Microsoft’s AI improves text summarization performance by paying closer attention to the beginning

A newsy feature from the New York Times is bound to read differently than the average Reddit post. Indeed, the diversity of writing styles and grammatical structures makes the task of automatic text summarization highly challenging. That’s why researchers from Pittsburgh and Microsoft Researcher’s Future Social Experiences (FUSE) lab, which focuses on real-time and media-rich experiences, developed an AI system that pays close attention to the beginning of documents it’s summarizing. They say that this improved its experimental performance particularly in the case of web forum content, as well as with more generic forms of textual data.

The research follows the publication of a Microsoft Research study that detailed a “flexible” AI system capable of reasoning about relationships in “weakly structured” text. The coauthors claims that it could outperform conventional natural language processing models on a range of text summarization tasks.
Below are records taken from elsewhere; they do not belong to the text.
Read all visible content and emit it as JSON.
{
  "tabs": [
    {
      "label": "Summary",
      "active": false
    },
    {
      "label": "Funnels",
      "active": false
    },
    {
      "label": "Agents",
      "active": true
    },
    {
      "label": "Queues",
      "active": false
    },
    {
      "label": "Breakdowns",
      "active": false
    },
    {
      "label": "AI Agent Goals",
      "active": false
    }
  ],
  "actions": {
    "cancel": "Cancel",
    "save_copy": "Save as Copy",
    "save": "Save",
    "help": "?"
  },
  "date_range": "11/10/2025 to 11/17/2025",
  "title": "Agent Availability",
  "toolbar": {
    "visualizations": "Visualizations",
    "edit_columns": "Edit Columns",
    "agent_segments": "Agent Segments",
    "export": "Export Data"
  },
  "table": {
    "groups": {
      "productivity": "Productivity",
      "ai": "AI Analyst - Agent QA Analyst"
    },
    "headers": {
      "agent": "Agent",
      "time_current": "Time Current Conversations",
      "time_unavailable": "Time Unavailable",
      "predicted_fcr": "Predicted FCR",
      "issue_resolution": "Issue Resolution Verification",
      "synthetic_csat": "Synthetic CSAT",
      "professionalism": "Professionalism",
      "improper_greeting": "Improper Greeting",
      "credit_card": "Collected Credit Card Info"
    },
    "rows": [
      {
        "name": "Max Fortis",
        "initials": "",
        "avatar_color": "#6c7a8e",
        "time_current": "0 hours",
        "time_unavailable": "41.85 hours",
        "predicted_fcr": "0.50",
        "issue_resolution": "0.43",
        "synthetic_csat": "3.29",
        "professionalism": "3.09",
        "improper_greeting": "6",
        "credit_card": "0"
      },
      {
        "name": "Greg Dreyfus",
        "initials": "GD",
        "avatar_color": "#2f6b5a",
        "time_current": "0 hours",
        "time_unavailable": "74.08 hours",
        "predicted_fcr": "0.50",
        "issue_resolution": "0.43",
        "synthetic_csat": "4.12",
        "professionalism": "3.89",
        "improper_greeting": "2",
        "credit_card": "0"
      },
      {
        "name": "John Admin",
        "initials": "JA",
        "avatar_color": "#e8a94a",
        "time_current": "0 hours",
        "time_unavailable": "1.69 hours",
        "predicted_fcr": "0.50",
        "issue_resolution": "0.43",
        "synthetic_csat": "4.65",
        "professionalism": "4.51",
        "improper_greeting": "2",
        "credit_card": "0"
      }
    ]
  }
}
As the researchers point out, forum discussion threads usually start with posts or comments seeking knowledge or help, with subsequent comments tending to respond to the original post by providing additional information or opinions. Often, this initial text has important topical information, which could be useful in summarization.

The proposed AI benefits from this dependency between original posts and replies, but to ensure irrelevant or superficial replies don’t degrade summarization, it tries to weed them out from more important content. The intuition is that attending to the beginning of a text during summarization might help identify more relevant sentences.

The researchers prepped and evaluated their model on two summarization corpora: one from a TripAdvisor forum containing 700 threads (of which 500 were used for training and 200 were used for validation and testing) and another containing 532 Microsoft Word documents across subjects (of which 266, 138, and 128 were used for training, validation, and testing, respectively). The AI ingested keywords extracted from each sentence as well as whole-document sentence-level representations, enabling it to learn which sentences were salient in text documents and use these sentences to generate summarizations.

In the future, the team plans to incorporate more generic data sets into the training and testing phases to further verify their approach. They also plan to vary the number of sentences ingested by the model from the initial part of generic documents.

“We make use of the tendency of introducing important information early in the text, by attending to the first few sentences in generic textual data,” they wrote in a paper detailing their work. “Evaluations demonstrated that attending to introductory sentences using bidirectional attention, improves the performance of extractive summarization models when even applied to more generic form of textual data.”